The company, which employs some 1,500 worldwide – including the USA, where its HQ is in Knoxville, Tennessee – is ploughing its own money into the five-year initiative. It could be expanded, but at least 30 apprentices will have been taken on over that period, and the first 10 are already on board.
“I want to see more examples of this around the UK,” Denis MacShane said, arguing that it would make Britain a stronger economy and help tackle youth unemployment. “In Germany, a quarter of all employees are in apprenticeship schemes. It means quality is better right across their economy, and that is one reason Germany is more competitive.”

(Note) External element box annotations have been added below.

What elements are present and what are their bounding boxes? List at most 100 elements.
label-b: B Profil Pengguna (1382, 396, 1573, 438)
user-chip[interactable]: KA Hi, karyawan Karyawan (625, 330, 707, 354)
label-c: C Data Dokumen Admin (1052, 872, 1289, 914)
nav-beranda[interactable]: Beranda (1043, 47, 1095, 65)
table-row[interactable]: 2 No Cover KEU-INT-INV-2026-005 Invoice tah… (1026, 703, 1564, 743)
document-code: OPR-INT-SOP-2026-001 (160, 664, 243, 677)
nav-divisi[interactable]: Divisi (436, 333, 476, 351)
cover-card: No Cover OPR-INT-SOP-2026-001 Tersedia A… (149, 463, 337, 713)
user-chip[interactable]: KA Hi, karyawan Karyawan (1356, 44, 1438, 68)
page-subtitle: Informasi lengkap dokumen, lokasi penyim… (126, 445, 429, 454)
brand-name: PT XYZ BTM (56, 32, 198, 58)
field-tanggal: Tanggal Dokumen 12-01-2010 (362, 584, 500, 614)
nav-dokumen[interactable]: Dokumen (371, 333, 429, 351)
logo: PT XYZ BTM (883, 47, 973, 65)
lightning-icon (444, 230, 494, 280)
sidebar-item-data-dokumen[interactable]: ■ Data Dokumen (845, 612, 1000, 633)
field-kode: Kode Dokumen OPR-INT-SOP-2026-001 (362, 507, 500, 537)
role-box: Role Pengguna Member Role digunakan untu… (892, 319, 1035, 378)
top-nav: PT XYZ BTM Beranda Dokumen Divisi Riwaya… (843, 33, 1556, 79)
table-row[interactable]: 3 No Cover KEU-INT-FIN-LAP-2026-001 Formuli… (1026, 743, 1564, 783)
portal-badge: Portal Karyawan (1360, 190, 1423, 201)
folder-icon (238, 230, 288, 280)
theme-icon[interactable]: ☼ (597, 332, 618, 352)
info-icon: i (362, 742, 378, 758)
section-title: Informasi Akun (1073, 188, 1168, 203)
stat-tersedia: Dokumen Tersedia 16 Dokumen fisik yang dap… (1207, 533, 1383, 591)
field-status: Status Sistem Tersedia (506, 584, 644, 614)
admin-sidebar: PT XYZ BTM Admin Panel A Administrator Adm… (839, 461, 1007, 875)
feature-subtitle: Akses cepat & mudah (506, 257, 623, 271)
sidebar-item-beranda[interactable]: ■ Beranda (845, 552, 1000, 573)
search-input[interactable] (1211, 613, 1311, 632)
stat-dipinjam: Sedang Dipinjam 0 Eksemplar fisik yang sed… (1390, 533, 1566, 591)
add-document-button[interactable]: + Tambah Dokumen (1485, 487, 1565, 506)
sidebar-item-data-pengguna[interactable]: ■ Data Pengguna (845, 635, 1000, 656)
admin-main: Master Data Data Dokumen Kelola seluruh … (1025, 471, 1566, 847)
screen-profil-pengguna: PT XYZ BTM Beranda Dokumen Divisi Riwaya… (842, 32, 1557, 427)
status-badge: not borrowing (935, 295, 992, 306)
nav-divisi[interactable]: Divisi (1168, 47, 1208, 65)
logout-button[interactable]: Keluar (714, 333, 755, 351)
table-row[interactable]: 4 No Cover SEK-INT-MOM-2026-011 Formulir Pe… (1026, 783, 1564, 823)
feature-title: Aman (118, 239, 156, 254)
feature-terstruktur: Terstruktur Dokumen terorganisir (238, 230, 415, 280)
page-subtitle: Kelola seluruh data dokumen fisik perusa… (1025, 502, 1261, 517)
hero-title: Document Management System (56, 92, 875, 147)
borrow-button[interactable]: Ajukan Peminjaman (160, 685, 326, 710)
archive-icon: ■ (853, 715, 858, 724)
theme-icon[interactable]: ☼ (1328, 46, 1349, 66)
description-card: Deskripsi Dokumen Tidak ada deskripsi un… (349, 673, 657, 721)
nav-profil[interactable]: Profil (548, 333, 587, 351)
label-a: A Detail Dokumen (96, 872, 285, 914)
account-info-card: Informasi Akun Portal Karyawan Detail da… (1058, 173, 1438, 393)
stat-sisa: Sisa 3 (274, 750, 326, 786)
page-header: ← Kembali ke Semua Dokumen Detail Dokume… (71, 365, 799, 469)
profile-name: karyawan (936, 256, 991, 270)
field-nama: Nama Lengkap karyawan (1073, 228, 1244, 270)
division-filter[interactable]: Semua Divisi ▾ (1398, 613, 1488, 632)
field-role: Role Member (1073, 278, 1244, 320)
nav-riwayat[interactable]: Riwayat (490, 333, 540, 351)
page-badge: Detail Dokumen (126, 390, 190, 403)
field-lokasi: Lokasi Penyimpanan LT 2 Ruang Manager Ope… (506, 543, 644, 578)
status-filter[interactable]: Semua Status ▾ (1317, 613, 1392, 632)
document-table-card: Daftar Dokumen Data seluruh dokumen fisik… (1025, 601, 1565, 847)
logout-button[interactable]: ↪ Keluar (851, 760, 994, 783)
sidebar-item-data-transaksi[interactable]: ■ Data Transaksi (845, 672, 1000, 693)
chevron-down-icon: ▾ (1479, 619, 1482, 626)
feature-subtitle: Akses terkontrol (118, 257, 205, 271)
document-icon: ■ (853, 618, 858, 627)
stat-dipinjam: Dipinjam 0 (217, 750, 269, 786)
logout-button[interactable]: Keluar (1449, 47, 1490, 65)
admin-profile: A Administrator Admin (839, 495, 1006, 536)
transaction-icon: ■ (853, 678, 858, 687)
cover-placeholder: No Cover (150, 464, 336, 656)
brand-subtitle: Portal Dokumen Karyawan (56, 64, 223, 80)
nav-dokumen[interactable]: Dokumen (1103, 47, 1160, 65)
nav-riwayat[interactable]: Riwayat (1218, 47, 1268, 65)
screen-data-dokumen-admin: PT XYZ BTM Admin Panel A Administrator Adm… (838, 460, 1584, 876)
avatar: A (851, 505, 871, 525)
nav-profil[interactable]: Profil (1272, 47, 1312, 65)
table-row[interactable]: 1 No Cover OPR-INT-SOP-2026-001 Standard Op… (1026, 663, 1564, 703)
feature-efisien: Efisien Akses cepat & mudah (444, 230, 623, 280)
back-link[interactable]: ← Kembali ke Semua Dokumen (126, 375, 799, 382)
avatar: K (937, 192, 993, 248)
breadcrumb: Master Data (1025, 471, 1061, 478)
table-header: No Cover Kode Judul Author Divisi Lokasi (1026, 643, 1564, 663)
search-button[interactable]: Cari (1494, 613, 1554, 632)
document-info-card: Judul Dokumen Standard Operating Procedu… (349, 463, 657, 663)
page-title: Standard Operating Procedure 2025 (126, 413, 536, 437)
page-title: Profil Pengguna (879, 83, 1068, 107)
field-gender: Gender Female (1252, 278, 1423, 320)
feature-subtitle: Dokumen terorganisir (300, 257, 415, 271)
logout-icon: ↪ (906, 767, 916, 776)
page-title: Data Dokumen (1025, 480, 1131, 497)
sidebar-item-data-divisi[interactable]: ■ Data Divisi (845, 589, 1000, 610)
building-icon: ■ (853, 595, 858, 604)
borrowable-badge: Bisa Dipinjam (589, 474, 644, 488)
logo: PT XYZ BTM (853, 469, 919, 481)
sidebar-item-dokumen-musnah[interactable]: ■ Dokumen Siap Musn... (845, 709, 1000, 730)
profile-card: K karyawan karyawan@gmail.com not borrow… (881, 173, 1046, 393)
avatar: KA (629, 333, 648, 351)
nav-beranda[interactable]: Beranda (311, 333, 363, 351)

AESSEAL managing director Chris Rea said the program was important to the future of the company, whose other US operations include Corpus Christi and Addison, near Chicago. Production and personnel director Richard Cook, a former apprentice himself, shaped the training and is implementing it with local organisation Brinsworth Academy of Engineering.
“This is a significant investment for the company and for the region. We need well-trained young people in manufacturing,” he said. “It’s a local and regional problem, but also a national and even international one. But unless we tackle it our European neighbours could steal away the high-value end of manufacturing that’s so important to this country.”
AESSEAL’s commitment to quality training was recognised at the launch by the Institution of Mechanical Engineering. IMechE business development manager Denis Healy presented the company with a certificate marking its incorporation into the IMechE Accredited Apprentice Scheme.